When the second stage is completed by September 2017, students from Kevin Street and Cathal Brugha Street will move into a central quad. Others will move into an east quad, boosting the student population to over 10,000, and the North House will be turned into the campus library. To avoid unnecessary refitting costs all the furniture is on wheels or easily movable from one building to another.
‘A good match’
Gunnigan, who will be part of the first group of academic staff to move into the clock tower building next month, says the former asylum ultimately proved to be “a good match” in terms of design. “In some ways, it was a problem because of the age of the buildings. But in many ways the configuration of the building suited what we wanted.” The large open wards of the North House were ideal lecture theatres and “also the smaller parts of the building suited DIT because DIT works in small classes and we needed lots of break-out spaces”.
Educational needs were at the fore in design, adds DIT president Prof Brian Norton. “We spent a lot of time thinking about a very basic question.
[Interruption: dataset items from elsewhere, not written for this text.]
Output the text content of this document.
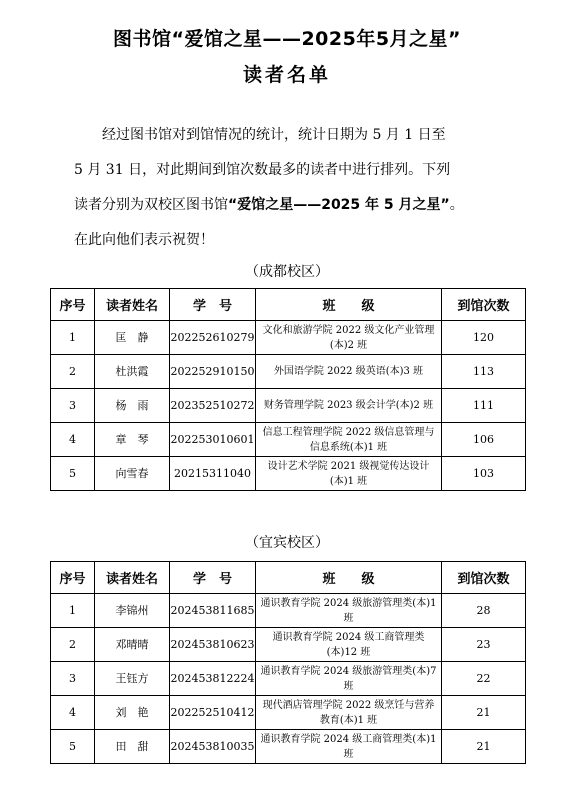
图书馆“爱馆之星——2025年5月之星”
读者名单
经过图书馆对到馆情况的统计，统计日期为 5 月 1 日至
5 月 31 日，对此期间到馆次数最多的读者中进行排列。下列
读者分别为双校区图书馆“爱馆之星——2025 年 5 月之星”。
在此向他们表示祝贺！
（成都校区）
序号	读者姓名	学　号	班　　级	到馆次数
1	匡　静	202252610279	文化和旅游学院 2022 级文化产业管理(本)2 班	120
2	杜洪霞	202252910150	外国语学院 2022 级英语(本)3 班	113
3	杨　雨	202352510272	财务管理学院 2023 级会计学(本)2 班	111
4	章　琴	202253010601	信息工程管理学院 2022 级信息管理与信息系统(本)1 班	106
5	向雪春	20215311040	设计艺术学院 2021 级视觉传达设计(本)1 班	103
（宜宾校区）
序号	读者姓名	学　号	班　　级	到馆次数
1	李锦州	202453811685	通识教育学院 2024 级旅游管理类(本)1 班	28
2	邓晴晴	202453810623	通识教育学院 2024 级工商管理类(本)12 班	23
3	王钰方	202453812224	通识教育学院 2024 级旅游管理类(本)7 班	22
4	刘　艳	202252510412	现代酒店管理学院 2022 级烹饪与营养教育(本)1 班	21
5	田　甜	202453810035	通识教育学院 2024 级工商管理类(本)1 班	21
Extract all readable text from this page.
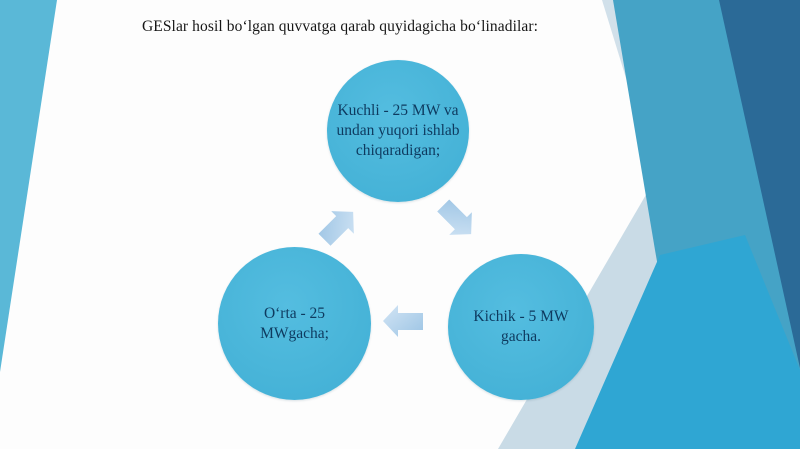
GESlar hosil boʻlgan quvvatga qarab quyidagicha boʻlinadilar:
Kuchli - 25 MW va undan yuqori ishlab chiqaradigan;
Oʻrta - 25 MWgacha;
Kichik - 5 MW gacha.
In a digital age, why would people come to a campus? And it actually comes down to the ethos of what we do. DIT is about practice. So a lot of our spaces are about the demonstration of making things, interaction between students and colleagues, formal and informal.”
Norton noted that funding for the second stage of the project is agreed, in part thanks to a Government stimulus and philanthropy. The last stage – the Aungier Street move – was “up for discussion” and would include raising money through property disposal. Separately, DIT plans to apply for university designation under forthcoming legislation and “with a fair wind” this would be achieved within two years, he says.
It has been a long road but a necessary one, he says, as “it would have cost us more to stay where we were . . . Sometimes you have to pinch yourself – it’s actually happening after many, many years.”